The criteria used misses so many conditions that could otherwise explain the fatigue + symptoms, for example Postural Orthostatic Tachycardia Syndrome (PoTS) and other dysautonomia conditions, Ehlers Danlos Syndrome, autoimmune illnesses such as Sjogrens Syndrome, Lupus, Behcet's Disease, Multiple Sclerosis and many more conditions.

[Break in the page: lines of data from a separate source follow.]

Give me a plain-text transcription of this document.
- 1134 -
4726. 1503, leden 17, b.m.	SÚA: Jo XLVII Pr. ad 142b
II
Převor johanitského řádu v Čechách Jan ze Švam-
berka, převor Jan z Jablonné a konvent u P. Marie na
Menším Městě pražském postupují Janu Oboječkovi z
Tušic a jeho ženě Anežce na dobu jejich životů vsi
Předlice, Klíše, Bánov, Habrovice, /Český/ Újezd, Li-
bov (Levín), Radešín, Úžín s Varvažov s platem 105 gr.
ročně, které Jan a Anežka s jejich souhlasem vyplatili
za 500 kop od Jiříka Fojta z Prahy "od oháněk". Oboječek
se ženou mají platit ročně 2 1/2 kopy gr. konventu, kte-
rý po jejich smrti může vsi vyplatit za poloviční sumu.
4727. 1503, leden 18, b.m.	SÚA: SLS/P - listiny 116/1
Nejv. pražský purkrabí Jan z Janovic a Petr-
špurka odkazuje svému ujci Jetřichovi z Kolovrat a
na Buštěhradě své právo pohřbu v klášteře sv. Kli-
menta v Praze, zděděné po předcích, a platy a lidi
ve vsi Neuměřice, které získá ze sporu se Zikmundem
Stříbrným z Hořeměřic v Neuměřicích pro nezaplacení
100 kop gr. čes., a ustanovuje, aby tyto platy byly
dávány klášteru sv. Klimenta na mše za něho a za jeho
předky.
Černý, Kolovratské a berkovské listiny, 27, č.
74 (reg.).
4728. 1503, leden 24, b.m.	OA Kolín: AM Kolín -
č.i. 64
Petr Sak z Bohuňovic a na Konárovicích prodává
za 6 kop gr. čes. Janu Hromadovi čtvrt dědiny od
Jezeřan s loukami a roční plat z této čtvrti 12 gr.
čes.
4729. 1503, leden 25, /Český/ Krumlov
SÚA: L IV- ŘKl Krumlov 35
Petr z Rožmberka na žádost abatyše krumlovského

So the 1% of adolescents suffering with CFS/ME as quoted by the Crawley study is basically rubbish and has been questioned by most of the ME charities and patient groups - it's grossly inflated.

Also there was a specific study undertaken - "Bivalent human papillomavirus vaccine and the risk of fatigue syndromes in girls in the UK" in 2013 which concluded that:

"there was no association between vaccination with Cervarix and an increased risk of chronic fatigue syndromes"

However, in the body of the full paper (which is restricted behind a paywall), the authors admit that when analysing the Yellow Card reports for CFS and fatiguing disorders, a safety 'signal' would be generated requiring further investigation, if the reporting level was assumed to be 10% or under. The authors decided that the reporting level of Yellow Card Reports would be higher than 10% due the vaccine being relatively new and because of media attention, despite having no evidence that a reporting level of greater than 10% was the case.

I have personally contacted MHRA and searched for evidence of reporting levels of Yellow Card reports, but have been unable to find anything other than an article that suggests Yellow Card reporting levels to be around 10% for serious ADR's requiring hospitalisation and 2-4% of non serious ADRs. CFS/ME would in this instance be classed as 'non-serious' as it is generally not considered life-threatening and often does not initially involve hospitalisation, although it is life changing and extremely debilitating. If this was the case, and reporting levels for CFS and fatiguing disorders were only 2%-4%, this shows without doubt that a safey signal should have been generated and further investigations undertaken. Tragically, this hasn't happened.

My own experience is that parents and patients are not aware of the Yellow Card system and doctors are reluctant to file reports regarding vaccines.

More evidence is becoming available which is highlighting the development of Postural Orthostatic Tachycardia syndrome following HPV vaccination, which may or may not have underlying autoimmune conditions.